Saturday, August 04, 2012

Medicine and Anti-Fragility

Black Swan author Nassim Taleb in his highly-anticipated upcoming book uses the term anti-fragility to describe systems that are the opposite of fragile. He coins the term after a lengthy search of the world’s languages convinced him that there is no other word to describe something that is the opposite of fragility. The obvious “robustness” doesn’t capture the sense of how some systems not only survive, but thrive when exposed to attempts to break them.

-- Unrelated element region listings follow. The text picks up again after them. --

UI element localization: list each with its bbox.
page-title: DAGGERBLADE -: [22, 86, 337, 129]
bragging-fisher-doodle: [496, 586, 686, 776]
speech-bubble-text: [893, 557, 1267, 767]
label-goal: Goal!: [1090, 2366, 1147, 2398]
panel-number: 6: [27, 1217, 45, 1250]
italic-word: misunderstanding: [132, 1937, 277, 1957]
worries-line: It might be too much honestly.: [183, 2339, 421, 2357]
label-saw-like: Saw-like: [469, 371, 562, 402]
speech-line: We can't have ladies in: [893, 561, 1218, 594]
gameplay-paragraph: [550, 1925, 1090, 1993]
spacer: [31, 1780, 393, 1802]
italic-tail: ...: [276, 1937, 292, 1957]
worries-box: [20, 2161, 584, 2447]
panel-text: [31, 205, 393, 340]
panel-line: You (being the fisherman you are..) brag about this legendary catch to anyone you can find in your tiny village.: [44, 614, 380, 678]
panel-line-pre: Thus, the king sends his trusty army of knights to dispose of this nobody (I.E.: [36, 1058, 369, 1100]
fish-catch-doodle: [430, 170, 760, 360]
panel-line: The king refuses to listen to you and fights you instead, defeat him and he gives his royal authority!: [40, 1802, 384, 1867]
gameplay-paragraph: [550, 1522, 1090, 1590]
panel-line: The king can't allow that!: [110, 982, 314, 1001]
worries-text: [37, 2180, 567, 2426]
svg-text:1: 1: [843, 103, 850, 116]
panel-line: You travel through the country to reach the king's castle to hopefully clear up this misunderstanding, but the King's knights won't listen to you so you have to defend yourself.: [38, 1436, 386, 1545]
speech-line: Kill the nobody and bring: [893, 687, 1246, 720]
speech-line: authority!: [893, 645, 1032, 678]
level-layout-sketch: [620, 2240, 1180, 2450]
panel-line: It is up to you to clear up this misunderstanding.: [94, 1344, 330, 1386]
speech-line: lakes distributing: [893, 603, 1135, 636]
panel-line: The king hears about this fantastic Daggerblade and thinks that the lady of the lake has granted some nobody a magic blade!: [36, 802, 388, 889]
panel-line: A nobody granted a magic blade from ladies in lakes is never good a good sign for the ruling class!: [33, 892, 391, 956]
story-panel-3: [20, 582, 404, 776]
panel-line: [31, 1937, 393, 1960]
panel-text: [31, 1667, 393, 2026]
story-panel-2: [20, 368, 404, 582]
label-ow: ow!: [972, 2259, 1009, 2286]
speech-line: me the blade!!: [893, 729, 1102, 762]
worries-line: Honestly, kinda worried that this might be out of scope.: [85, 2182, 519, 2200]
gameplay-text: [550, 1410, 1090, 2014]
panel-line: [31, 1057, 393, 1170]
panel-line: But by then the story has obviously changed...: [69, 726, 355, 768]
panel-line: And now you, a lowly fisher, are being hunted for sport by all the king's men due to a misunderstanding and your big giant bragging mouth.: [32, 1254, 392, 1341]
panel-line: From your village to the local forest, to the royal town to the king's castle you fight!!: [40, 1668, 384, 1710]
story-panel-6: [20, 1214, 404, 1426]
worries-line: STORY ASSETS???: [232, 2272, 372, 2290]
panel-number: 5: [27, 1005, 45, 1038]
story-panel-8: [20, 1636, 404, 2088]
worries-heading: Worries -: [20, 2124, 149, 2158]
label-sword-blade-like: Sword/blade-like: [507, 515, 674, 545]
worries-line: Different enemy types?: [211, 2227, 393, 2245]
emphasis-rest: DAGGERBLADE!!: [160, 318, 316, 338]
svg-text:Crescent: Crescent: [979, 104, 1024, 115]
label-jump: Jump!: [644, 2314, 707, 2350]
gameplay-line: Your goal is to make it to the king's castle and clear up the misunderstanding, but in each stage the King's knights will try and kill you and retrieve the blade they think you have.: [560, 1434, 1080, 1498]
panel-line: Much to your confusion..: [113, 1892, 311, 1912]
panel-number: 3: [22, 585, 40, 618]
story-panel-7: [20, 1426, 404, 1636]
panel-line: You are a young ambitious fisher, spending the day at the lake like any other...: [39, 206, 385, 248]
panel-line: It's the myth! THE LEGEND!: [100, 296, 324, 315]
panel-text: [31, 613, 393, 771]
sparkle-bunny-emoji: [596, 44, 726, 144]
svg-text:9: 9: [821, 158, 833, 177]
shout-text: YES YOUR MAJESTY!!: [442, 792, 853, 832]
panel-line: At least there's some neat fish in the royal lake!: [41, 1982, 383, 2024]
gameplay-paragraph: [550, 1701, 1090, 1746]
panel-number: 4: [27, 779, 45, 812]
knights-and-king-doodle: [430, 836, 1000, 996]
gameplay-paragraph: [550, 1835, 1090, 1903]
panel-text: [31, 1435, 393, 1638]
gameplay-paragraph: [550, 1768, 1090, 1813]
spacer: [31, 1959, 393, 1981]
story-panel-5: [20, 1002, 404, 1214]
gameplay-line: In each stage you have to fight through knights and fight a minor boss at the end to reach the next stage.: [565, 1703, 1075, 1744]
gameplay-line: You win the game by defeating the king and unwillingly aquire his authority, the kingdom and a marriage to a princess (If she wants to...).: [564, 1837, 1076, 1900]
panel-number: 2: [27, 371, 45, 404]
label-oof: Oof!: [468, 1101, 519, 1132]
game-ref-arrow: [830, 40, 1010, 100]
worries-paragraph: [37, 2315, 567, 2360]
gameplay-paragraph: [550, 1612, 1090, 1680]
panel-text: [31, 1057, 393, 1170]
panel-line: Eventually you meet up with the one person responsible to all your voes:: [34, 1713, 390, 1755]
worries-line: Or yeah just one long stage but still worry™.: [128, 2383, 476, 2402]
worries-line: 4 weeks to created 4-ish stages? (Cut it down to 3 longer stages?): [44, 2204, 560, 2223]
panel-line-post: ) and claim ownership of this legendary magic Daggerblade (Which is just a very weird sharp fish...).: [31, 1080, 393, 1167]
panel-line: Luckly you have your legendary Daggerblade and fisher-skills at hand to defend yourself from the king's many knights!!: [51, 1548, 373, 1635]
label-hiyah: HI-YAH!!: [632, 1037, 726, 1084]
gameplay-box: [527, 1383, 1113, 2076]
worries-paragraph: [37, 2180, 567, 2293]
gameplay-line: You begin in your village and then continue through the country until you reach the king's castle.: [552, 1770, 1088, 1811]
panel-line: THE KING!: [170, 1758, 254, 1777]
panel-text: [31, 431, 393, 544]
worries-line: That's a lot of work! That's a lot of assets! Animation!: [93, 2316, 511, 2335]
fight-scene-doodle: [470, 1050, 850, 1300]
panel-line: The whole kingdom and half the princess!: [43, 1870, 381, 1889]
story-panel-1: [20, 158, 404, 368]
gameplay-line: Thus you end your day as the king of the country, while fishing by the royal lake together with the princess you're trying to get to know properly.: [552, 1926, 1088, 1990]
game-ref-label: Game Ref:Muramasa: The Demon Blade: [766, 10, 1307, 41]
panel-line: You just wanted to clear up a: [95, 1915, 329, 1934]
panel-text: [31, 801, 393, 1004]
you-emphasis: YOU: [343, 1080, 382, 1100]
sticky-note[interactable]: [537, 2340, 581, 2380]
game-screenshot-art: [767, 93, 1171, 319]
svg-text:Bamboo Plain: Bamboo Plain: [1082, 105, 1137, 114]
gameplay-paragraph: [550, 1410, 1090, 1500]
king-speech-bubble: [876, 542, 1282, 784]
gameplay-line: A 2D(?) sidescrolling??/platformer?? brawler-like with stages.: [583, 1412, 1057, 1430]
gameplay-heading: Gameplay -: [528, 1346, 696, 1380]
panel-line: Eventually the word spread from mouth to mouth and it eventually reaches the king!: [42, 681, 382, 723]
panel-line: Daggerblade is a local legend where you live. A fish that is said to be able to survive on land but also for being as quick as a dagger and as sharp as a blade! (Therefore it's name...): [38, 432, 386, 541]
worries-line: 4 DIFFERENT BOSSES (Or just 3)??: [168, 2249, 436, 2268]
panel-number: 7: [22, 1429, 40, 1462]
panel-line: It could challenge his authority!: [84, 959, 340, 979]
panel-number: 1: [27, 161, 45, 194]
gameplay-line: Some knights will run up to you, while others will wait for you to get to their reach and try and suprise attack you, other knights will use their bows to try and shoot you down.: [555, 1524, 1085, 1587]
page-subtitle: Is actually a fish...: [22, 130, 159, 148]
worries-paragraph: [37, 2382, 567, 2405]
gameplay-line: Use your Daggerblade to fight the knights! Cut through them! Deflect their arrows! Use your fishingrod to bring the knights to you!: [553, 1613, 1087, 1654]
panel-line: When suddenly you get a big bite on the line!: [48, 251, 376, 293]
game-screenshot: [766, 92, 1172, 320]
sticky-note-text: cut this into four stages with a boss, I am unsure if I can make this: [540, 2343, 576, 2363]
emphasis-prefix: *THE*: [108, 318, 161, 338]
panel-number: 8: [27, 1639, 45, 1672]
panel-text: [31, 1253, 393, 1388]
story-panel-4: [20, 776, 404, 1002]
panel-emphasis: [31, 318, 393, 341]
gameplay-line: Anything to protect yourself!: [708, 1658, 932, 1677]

He’s been leaking chapters regularly on his web site, and a few days ago he released Chapter 21, about medicine. He looks at iatrogenics, the study of medical mistakes, as evidence that a large amount (perhaps the major part) of what today’s doctors take for granted is as unproven as bloodletting:
  • Put ice packs on a fresh sprain.
  • Eat breakfast 
  • Lower the temperature of someone with fever

To him, statin drugs are a dangerous example of intervention “to get a grade to pass a school-like test”. Yes, it effectively lowers cholesterol, but so what? It’s like muzzling a baby to stop the crying: sure, it works but you haven’t addressed the root cause. 

He has similar concerns about antibiotics and disinfectants, insulin injections, and even toothpaste: each effectively treats a “problem” but do we really understand the implications?

I’m sympathetic to the whole perspective, especially how “experts” are often (usually) wrong, etc., but I think Taleb is in danger of being too correct. Like the old joke about the two economists who ignore a $20 bill laying on the ground (“it can’t be real, or somebody would have picked it up already”), finding ways to “improve” things is pretty much what humans are for. 

In the wrong hands, Taleb’s concerns might sound like a defense of the precautionary principle, the easy-to-refute idea popular among environmentalists, that a theoretical, even unproven potential harm is enough to justify restrictions on new technology or development.

You could apply Taleb’s reasoning to say that we shouldn’t make gardens because by artificially hedging trees or cutting grass, we are interfering with natural processes we don’t understand. Well, yeah. But if we don’t interfere with nature we don’t get a garden – and maybe I want the garden. Sure, maybe there will many unintended consequences (my fruit trees will attract annoying birds, my vegetables will attract deer, etc.) but I’ll deal with those problems as they come up.

I apply a compress to a fresh wound and take aspirin for a fever because maybe I want to treat the symptoms. Forget the long-run issues of the consequences of “unnatural” treatments: in the long run, we’ll all be dead.